Mafia und `Ndrangheta sind in der Sicht Prestipinos zum Ersatzstaat geworden; dies gelte insbesondere für Süditalien. Dauerhaft könne daher nur die Einrichtung eines modernen Sozialstaats die kriminellen Organisationen schwächen. Ungewohnt breit ist der Ansatz von Polizei und Justiz in Kalabrien: Prestipinos Ermittler besuchen neben ihrer kriminalistischen und engeren strafrechtlichen Arbeit gezielt Schulen und leisten Aufklärungsarbeit; gerade in Hochburgen der `Ndrangheta. Auf diese Weise soll das Vertrauen der Bevölkerung in den Staat wieder hergestellt werden. Es gelingt so, auch Kinder von Mitgliedern der `Ndrangheta zur Abkehr vom kriminellen System zu bewegen. Die Wiedergewinnung des Vertrauens der Bevölkerung in einen sichtbaren, starken und sozialen Staat soll die „Viruskette der Mafia“ unterbrechen. Um die Mafiabekämpfung schlagkräftiger zu machen und die einzelnen RichterInnen, StaatsanwältInnen und PolizeibeamtInnen besser zu schützen, fordert Prestipino, dass bei den Ermittlungen nicht einzelne Personen in den Vordergrund treten, sondern immer der Staat bzw die staatliche Behörde. Einzelkämpfer würden nicht helfen, weil sie besonders gefährdet wären und ausgeschaltet werden könnten. Eine Risikominimierung für die ermittelnden Personen sei nur durch kollektives Handeln möglich. Mit dieser Strategie der Stärkung der Staatsgewalt sei es in Sizilien in den letzten 20 Jahren gelungen, die Gesellschaft nachhaltig zu verändern. Das Palermo des Jahres 1996 ist nach dem Dafürhalten Prestipinos mit jenem der Gegenwart nicht mehr vergleichbar; die Mafia habe viel von ihrer einstigen Macht verloren. Einen ähnlichen Prozess versucht Prestipino nun in Kalabrien einzuleiten. Für den Außenstehenden ist Prestipinos These des kollektiven Behördenhandelns überzeugend; gleichzeitig lassen sich die Erfolge der italienischen Justiz in der Bekämpfung der Organisierten Kriminalität ohne herausragende Charismatiker wie Prestipino, Falcone, Grasso, Caselli oder Imposimato[7] – und ihre öffentlichen Auftritte und Appelle – schwer denken.

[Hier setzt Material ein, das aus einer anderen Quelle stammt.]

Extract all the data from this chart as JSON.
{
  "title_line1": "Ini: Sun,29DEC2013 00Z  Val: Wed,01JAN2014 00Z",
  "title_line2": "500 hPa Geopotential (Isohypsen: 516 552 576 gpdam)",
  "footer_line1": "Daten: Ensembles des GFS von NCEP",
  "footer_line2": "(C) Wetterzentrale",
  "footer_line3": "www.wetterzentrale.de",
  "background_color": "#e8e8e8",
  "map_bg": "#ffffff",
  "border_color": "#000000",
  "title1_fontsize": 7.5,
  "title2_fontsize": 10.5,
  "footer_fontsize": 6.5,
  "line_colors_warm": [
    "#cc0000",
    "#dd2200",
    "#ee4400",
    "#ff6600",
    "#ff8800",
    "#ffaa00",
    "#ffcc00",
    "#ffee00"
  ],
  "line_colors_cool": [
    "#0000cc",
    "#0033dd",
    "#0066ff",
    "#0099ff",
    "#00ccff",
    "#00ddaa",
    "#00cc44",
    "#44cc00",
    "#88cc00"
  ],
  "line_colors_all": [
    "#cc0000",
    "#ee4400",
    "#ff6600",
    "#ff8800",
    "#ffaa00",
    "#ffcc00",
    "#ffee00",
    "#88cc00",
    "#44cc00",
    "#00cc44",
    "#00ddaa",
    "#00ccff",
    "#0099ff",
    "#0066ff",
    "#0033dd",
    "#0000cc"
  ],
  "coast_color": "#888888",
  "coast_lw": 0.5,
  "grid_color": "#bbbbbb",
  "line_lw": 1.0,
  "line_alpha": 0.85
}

Michele Prestipino wurde bei seinem Wienbesuch von Claudio La Camera, dem Leiter des Museums der `Ndrangheta[8] in Reggio Calabria, begleitet. Dieses Museum wurde 2009 in einem von einer Familie der `Ndrangheta beschlagnahmten Haus eingerichtet. Das Museum wird von der Stadt Reggio sowie von der Region Kalabrien gefördert. Unter anderem werden Workshops zur Aufklärung über die Arbeit und die Bekämpfung der `Ndrangheta organisiert. Das Museum hat überregionale Bekanntheit erreicht und empfängt heute Besucher aus der ganzen Welt.

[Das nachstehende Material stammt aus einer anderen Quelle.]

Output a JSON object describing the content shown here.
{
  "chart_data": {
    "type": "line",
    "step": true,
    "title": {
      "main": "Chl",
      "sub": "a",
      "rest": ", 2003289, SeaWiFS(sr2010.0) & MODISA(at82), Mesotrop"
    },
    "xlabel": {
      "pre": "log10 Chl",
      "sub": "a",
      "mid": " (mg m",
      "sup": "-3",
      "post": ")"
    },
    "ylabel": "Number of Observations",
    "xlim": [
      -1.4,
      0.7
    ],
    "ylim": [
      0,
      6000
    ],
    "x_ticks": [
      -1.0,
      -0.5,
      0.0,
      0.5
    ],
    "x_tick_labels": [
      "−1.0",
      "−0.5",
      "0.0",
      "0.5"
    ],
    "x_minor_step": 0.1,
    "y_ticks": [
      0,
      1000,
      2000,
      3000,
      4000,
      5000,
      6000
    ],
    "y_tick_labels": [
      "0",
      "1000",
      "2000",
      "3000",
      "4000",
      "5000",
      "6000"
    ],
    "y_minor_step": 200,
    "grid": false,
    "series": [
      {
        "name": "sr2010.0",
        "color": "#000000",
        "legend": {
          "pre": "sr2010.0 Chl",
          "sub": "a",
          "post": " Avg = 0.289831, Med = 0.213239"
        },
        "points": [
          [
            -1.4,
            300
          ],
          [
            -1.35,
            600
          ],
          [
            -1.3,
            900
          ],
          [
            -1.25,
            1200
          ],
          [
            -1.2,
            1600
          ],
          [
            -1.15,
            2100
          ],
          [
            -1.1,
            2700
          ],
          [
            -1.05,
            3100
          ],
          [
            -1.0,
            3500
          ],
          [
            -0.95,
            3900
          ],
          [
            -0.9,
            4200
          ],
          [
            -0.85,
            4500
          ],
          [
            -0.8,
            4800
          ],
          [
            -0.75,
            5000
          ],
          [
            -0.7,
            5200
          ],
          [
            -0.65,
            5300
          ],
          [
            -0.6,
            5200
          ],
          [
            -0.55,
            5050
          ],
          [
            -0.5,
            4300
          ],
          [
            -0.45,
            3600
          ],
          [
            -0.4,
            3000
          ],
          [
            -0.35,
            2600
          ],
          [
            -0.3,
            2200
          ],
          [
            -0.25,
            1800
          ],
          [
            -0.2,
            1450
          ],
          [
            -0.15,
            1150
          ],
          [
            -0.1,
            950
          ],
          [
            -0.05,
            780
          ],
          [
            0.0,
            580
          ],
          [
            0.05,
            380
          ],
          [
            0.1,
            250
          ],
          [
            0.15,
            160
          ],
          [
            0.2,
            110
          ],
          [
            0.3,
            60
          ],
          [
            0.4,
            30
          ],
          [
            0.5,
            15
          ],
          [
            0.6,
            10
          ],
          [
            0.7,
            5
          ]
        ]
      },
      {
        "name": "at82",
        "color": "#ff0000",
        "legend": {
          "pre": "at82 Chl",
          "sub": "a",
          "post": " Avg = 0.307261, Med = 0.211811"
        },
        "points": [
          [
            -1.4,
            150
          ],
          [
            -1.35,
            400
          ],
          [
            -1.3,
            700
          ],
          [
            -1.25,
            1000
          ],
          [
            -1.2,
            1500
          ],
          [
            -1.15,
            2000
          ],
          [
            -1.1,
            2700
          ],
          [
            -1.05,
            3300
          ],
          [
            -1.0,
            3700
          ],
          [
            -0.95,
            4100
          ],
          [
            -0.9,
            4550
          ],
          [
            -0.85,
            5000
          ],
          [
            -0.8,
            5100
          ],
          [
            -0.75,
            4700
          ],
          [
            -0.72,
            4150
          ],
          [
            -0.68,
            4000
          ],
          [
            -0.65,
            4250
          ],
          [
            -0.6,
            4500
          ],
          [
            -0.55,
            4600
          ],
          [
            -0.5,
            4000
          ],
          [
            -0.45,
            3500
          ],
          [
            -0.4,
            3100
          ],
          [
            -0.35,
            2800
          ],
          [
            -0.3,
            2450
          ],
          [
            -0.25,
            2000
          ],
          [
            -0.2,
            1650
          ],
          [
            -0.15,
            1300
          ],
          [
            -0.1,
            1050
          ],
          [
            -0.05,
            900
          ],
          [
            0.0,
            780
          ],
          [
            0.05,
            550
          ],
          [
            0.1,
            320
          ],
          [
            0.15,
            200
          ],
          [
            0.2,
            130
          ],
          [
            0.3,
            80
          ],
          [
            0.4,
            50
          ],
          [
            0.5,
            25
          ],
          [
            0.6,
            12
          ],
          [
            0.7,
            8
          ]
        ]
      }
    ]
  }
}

[1] Der Beitrag basiert auf Ausführungen von Michele Prestipino bei seinem öffentlichen Vortrag am 29.6.2011 im Italienischen Kulturinstitut in Wien; s. auch http://www.iicvienna.esteri.it/IIC_Vienna (Stand: 9.10.2011).
[2] Dabei decken sich Prestipinos wesentliche Aussagen mit den Einschätzungen anderer führender MafiaexpertInnen wie Piero Grasso, Gian Carlo Caselli oder Laura Garavini; vgl auch die aktuellen Beschreibungen des `Ndrangheta-Aussteigers Giuseppe Di Bella: Gianluigi Nuzzi, Claudio Antonelli, Metastasen. Ein Kronzeuge der ‚Ndrangheta enthüllt die Geheimnisse des größten Familienunternehmens der Welt, Ecowin Verlag 2011 (2. Auflage).
[3] Vgl Laura Garavini, Mitglied im parlamentarischen Anti-Mafia-Ausschuss im Parlament in Rom, im Interview mit dem Standard vom 8./9.10.2011: „Die Konfiszierung von Gütern ist wesentlich wirksamer als das Einsperren von Bossen.“ (http://derstandard.at/1317019652500/Mafia-Bosse-rechnen-damit-ins-Gefaengnis-zu-kommen, Stand: 9.10.2011).
[7] Giovanni Falcone, Piero Grasso, Gian Carlo Caselli und Ferdinando Imposimato zählen neben Michele Prestipino zu den italienischen Magistrati, die an den Erfolgen im Anti-Mafia-Kampf seit den 1970er-Jahren maßgeblichen Anteil hatten.